Она всегда про себя говорит сам.
— Сам встал до свету, — ворчит она, — кажется, после обеда имеешь право на отдых, а они и пальцем не шевельнут, пока не выйдешь сам.
Далеко видно с балкона в поля, из полей тоже виден далеко самовар на белой скатерти в тени, под навесом балкона.
— Нельзя, — говорит мать, — там работают, а мы будем за чаем рассиживаться.

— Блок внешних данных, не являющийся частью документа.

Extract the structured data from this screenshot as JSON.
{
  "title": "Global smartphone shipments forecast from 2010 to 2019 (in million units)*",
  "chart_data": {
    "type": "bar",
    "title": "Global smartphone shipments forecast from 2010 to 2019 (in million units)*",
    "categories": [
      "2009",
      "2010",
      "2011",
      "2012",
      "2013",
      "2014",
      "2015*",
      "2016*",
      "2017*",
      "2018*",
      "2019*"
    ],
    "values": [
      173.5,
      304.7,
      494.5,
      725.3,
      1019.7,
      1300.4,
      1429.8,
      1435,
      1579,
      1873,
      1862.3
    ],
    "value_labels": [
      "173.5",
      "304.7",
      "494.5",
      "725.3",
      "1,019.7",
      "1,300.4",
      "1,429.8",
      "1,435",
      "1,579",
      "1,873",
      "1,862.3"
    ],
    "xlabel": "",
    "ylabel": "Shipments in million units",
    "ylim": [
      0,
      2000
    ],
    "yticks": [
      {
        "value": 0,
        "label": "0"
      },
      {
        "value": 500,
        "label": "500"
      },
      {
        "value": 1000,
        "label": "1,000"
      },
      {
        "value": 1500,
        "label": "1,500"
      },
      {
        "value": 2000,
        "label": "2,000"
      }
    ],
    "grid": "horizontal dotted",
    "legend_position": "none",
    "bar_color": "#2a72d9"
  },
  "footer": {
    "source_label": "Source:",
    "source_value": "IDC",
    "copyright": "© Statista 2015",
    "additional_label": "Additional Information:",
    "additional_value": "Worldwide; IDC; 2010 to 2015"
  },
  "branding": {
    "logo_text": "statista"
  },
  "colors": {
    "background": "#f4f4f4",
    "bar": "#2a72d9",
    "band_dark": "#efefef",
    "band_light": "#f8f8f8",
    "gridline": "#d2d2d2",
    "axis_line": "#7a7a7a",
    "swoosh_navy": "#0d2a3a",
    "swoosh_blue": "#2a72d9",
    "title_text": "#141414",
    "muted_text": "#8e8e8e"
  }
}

Переносите все в комнату, живо.
— Мама, — просит Курымушка, — зачем в комнату? Мы жене будем работать, все равно будем чай пить.
Стыдливо бормочет мать:
— Мало ли что!
И пьет в комнате чай, в жаре и с мухами.
«Она боится мужиков, — думает Курымушка, — так же, как мы боялись раньше гостей, мы от гостей в сад бегали, она от мужиков в дом. А чего их бояться?»
Всегда смело ко всем мужикам подходит Курымушка; только один Иван недобрый, у него есть тайна, и, должно быть, большая и страшная. Нанялся Иван в конюхи уж осенью, и сразу от него на дворе все стало не так.
— Вот конюх так конюх, — говорит мать, — и лошади чисты, и кормушки все починены, он и конюх, и плотник, и бредень починит рыбу поймать, и за собаками ходит, таких еще у меня не было!
Только одно плохо, — на него кричать нельзя. Мать попробовала как-то свое начать:
— Что тебе говорят, Иван! Раз я тебе сказала, ты должен исполнить немедленно: вчера я тебе приказала починить колодезь.
А он как посмотрит на нее из-под своей черной бороды, сразу мать переменилась:
— Иван, как бы круг на колодезе починить.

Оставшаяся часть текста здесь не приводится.